Agora, o mesmo grupo publicou nesta quinta-feira (04/08), na revista Science, os resultados da etapa seguinte, a última antes de começarem os testes em seres humanos.
“Esses resultados são importantes porque mostram que é possível gerar proteção contra o Zika em macacos, animais com o sistema de defesa muito mais semelhante ao do ser humano do que os camundongos”, afirma o imunologista brasileiro Rafael Larocca, pesquisador do Centro de Virologia e Pesquisa em Vacina (CVVR) da Escola Médica Harvard, nos Estados Unidos. Larocca integra a equipe de Dan Barouch no CVVR e, ao lado do colega Peter Abbink, é um dos principais autores dos dois estudos.
Nos testes mais recentes, os pesquisadores vacinaram macacos rhesus – com dose única ou uma dose inicial seguida de reforço – usando uma destas três formulações: a de vírus inativado, a vacina de DNA ou uma terceira possibilidade, uma formulação que usa adenovírus recombinante para expressar os genes do Zika. Todas elas se mostraram igualmente capazes de impedir a infecção posterior pela variedade do Zika em circulação no Brasil e em Porto Rico.
Uma dessas formulações em especial – a de vírus inativado, desenvolvida pelo Instituto de Pesquisa Walter Reed, do Exército norte-americano – gerou uma proteção bastante ampla.
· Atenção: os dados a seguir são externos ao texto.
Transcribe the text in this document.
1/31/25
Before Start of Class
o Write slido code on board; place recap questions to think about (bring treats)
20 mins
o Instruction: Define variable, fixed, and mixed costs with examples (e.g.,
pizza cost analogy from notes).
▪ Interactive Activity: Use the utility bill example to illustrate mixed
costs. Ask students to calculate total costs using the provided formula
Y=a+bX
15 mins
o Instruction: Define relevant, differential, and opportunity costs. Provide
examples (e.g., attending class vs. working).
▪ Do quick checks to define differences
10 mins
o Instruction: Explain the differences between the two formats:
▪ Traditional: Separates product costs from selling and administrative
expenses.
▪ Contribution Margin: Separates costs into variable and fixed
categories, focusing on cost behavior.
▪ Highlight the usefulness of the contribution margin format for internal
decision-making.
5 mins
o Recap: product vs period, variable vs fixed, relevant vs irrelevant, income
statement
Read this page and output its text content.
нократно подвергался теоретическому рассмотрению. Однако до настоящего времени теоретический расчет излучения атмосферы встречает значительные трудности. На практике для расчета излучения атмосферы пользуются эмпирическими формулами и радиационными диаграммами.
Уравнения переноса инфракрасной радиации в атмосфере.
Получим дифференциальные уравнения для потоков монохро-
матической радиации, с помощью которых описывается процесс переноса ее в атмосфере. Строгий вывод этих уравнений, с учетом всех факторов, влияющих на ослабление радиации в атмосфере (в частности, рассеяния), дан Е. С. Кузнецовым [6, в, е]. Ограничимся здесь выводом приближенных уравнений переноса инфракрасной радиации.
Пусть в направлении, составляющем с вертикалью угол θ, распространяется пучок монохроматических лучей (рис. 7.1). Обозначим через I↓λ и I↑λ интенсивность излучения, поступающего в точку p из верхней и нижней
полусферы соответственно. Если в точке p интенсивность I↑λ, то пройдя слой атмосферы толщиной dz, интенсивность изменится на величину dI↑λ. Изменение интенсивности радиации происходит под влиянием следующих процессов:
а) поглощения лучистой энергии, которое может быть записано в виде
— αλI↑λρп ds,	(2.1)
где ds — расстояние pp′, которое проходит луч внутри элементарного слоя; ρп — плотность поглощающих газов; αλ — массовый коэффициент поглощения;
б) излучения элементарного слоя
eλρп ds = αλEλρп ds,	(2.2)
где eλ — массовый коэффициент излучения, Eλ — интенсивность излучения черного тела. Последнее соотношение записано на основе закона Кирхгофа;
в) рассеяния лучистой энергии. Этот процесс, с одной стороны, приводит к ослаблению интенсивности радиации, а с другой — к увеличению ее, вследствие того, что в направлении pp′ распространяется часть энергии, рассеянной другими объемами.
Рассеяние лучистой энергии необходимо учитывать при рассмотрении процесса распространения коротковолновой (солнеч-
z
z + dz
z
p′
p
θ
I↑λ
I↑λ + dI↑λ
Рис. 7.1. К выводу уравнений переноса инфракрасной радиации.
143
Macacos e macacas tratados com ela e depois infectados com Zika não apresentaram níveis detectáveis do vírus no sangue, na urina, no líquido cefalorraquidiano e nem na secreção vaginal.
“Esse tipo de proteção é relevante por causa do risco de transmissão sexual”, conta o neuroimunologista Jean Pierre Peron, pesquisador do Instituto de Ciências Biomédicas da Universidade de São Paulo (ICB-USP) e coautor dos artigos.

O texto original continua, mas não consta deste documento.